Фредерик Форсайт - Псы войны
– Почему сейчас? – спросил Эндин.
– Потому что меня могут арестовать, начиная со следующего понедельника, а после уже я не вернусь в Лондон. Если погрузка пройдет без приключений, «Тоскана» отойдет в Бриндизи, пока я займусь подготовкой к отправке югославского оружия. После этого – Валенсия и испанские патроны. Оттуда направляемся к цели. Если мне вдруг удастся опередить график, то лучше уж переждать в открытом море, чем лишнее время маячить в порту. Как только груз окажется на борту, я сделаю все, чтобы корабль как можно скорее вышел в море.

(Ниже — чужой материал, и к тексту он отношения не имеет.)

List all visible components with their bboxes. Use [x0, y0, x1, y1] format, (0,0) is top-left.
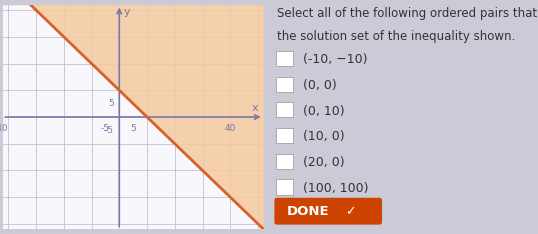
Text: ✓: ✓ [345, 205, 356, 218]
Text: 5: 5 [108, 99, 114, 108]
FancyBboxPatch shape [276, 51, 293, 66]
Text: -5: -5 [105, 126, 114, 135]
Text: -5: -5 [101, 124, 110, 133]
Text: x: x [251, 103, 258, 113]
Text: DONE: DONE [286, 205, 329, 218]
Text: the solution set of the inequality shown.: the solution set of the inequality shown… [277, 30, 515, 44]
FancyBboxPatch shape [276, 77, 293, 92]
Text: (-10, −10): (-10, −10) [302, 53, 367, 66]
Text: (0, 10): (0, 10) [302, 105, 344, 118]
Text: (10, 0): (10, 0) [302, 130, 344, 143]
Text: 40: 40 [225, 124, 236, 133]
Text: y: y [123, 7, 130, 17]
FancyBboxPatch shape [274, 198, 382, 225]
Text: (100, 100): (100, 100) [302, 182, 368, 195]
Text: (0, 0): (0, 0) [302, 79, 336, 92]
FancyBboxPatch shape [276, 128, 293, 143]
Text: -40: -40 [0, 124, 8, 133]
FancyBboxPatch shape [276, 154, 293, 169]
Text: Select all of the following ordered pairs that are: Select all of the following ordered pair… [277, 7, 538, 20]
FancyBboxPatch shape [276, 102, 293, 117]
Text: (20, 0): (20, 0) [302, 156, 344, 169]
FancyBboxPatch shape [276, 179, 293, 195]
Text: 5: 5 [130, 124, 136, 133]
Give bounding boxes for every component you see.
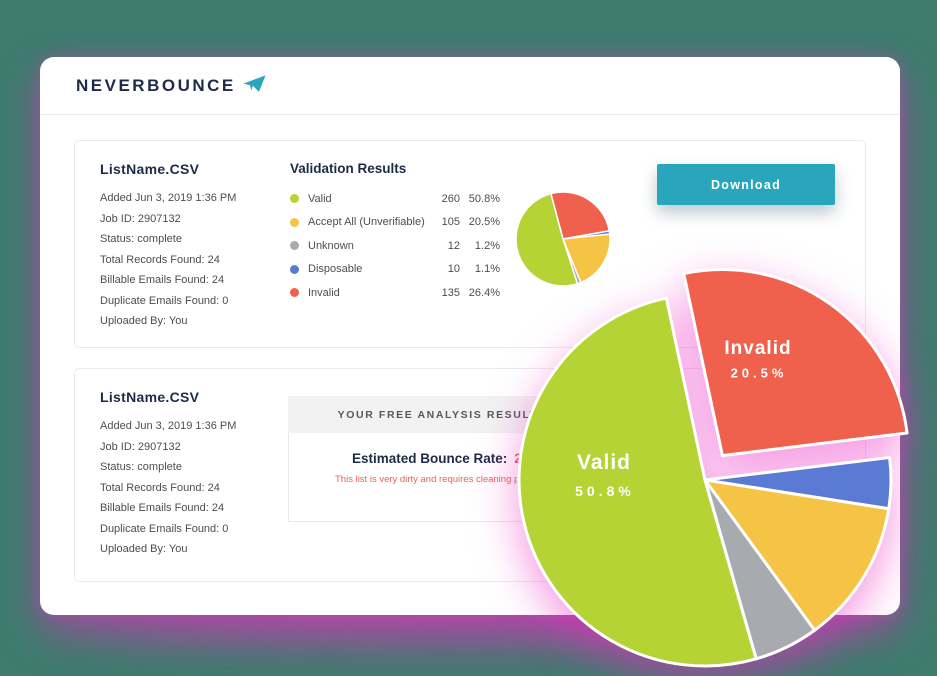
legend-percent: 20.5% — [468, 216, 500, 229]
pie-label-invalid: Invalid — [724, 338, 792, 359]
legend-count: 105 — [441, 216, 460, 229]
list-details: Added Jun 3, 2019 1:36 PM Job ID: 290713… — [100, 188, 236, 332]
download-button[interactable]: Download — [657, 164, 835, 205]
validation-results: Validation Results Valid 260 50.8% Accep… — [290, 161, 530, 305]
legend-dot — [290, 264, 299, 274]
legend-label: Unknown — [308, 239, 354, 252]
small-pie-chart — [515, 191, 611, 287]
detail-line: Job ID: 2907132 — [100, 212, 181, 225]
big-pie-chart: Invalid 20.5% Valid 50.8% — [505, 230, 937, 671]
list-title: ListName.CSV — [100, 389, 200, 405]
detail-line: Total Records Found: 24 — [100, 253, 220, 266]
pie-slice-invalid — [682, 268, 909, 458]
detail-line: Status: complete — [100, 461, 182, 473]
legend-percent: 1.2% — [474, 239, 500, 252]
analysis-body: Estimated Bounce Rate: 2 This list is ver… — [288, 433, 596, 522]
list-info: ListName.CSV Added Jun 3, 2019 1:36 PM J… — [100, 389, 236, 560]
legend-label: Accept All (Unverifiable) — [308, 216, 425, 229]
list-title: ListName.CSV — [100, 161, 200, 177]
pie-slice-invalid — [550, 191, 611, 240]
detail-line: Added Jun 3, 2019 1:36 PM — [100, 420, 237, 432]
pie-label-valid-percent: 50.8% — [575, 483, 635, 499]
pie-slice-accept-all-unverifiable- — [703, 478, 891, 632]
legend-count: 260 — [441, 192, 460, 205]
detail-line: Uploaded By: You — [100, 543, 188, 555]
logo-text: NEVERBOUNCE — [76, 75, 236, 95]
legend-label: Invalid — [308, 286, 340, 299]
app-header: NEVERBOUNCE — [40, 57, 900, 115]
pie-label-valid: Valid — [576, 451, 632, 474]
legend-dot — [290, 217, 299, 227]
legend-row: Valid 260 50.8% — [290, 187, 530, 211]
detail-line: Added Jun 3, 2019 1:36 PM — [100, 192, 237, 204]
legend-row: Unknown 12 1.2% — [290, 234, 530, 258]
bounce-rate-line: Estimated Bounce Rate: 2 — [352, 451, 595, 466]
detail-line: Uploaded By: You — [100, 315, 188, 327]
legend: Valid 260 50.8% Accept All (Unverifiable… — [290, 187, 530, 305]
detail-line: Billable Emails Found: 24 — [100, 274, 225, 286]
logo-send-icon — [243, 74, 266, 98]
legend-count: 12 — [447, 239, 460, 252]
neverbounce-logo[interactable]: NEVERBOUNCE — [76, 74, 266, 98]
bounce-rate-label: Estimated Bounce Rate: — [352, 451, 508, 466]
legend-row: Disposable 10 1.1% — [290, 258, 530, 282]
legend-label: Valid — [308, 192, 332, 205]
bounce-rate-value: 2 — [514, 451, 523, 466]
detail-line: Billable Emails Found: 24 — [100, 502, 225, 514]
pie-slice-accept-all-unverifiable- — [562, 233, 611, 284]
legend-percent: 1.1% — [474, 263, 500, 276]
legend-percent: 50.8% — [468, 192, 500, 205]
list-details: Added Jun 3, 2019 1:36 PM Job ID: 290713… — [100, 416, 236, 560]
legend-percent: 26.4% — [468, 286, 500, 299]
pie-slice-valid — [515, 192, 579, 287]
detail-line: Status: complete — [100, 233, 182, 245]
legend-row: Accept All (Unverifiable) 105 20.5% — [290, 211, 530, 235]
legend-count: 10 — [447, 263, 460, 276]
detail-line: Duplicate Emails Found: 0 — [100, 522, 229, 535]
legend-dot — [290, 194, 299, 204]
pie-slice-valid — [517, 296, 758, 668]
legend-label: Disposable — [308, 263, 363, 276]
pie-label-invalid-percent: 20.5% — [730, 365, 788, 381]
legend-row: Invalid 135 26.4% — [290, 281, 530, 305]
bounce-warning-text: This list is very dirty and requires cle… — [335, 474, 530, 485]
legend-count: 135 — [441, 286, 460, 299]
list-info: ListName.CSV Added Jun 3, 2019 1:36 PM J… — [100, 161, 236, 332]
detail-line: Job ID: 2907132 — [100, 440, 181, 453]
detail-line: Total Records Found: 24 — [100, 481, 220, 494]
legend-dot — [290, 241, 299, 251]
detail-line: Duplicate Emails Found: 0 — [100, 294, 229, 307]
validation-results-title: Validation Results — [290, 161, 407, 176]
legend-dot — [290, 288, 299, 298]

Эндин переварил аргументацию.
– Я должен обсудить этот вопрос с моими партнерами, – сказал он.
– Я хочу, чтобы до конца этой недели деньги лежали на моем счету в швейцарском банке, – твердо сказал Шеннон, – а все остальное из намеченной суммы затрат должно быть переведено на счет в Брюгге.
Они вместе подсчитали, что после выплаты Шеннону вознаграждения целиком от всей намеченной суммы в Швейцарии должно остаться 20 000 фунтов.
Шеннон объяснил, зачем ему нужны все эти деньги.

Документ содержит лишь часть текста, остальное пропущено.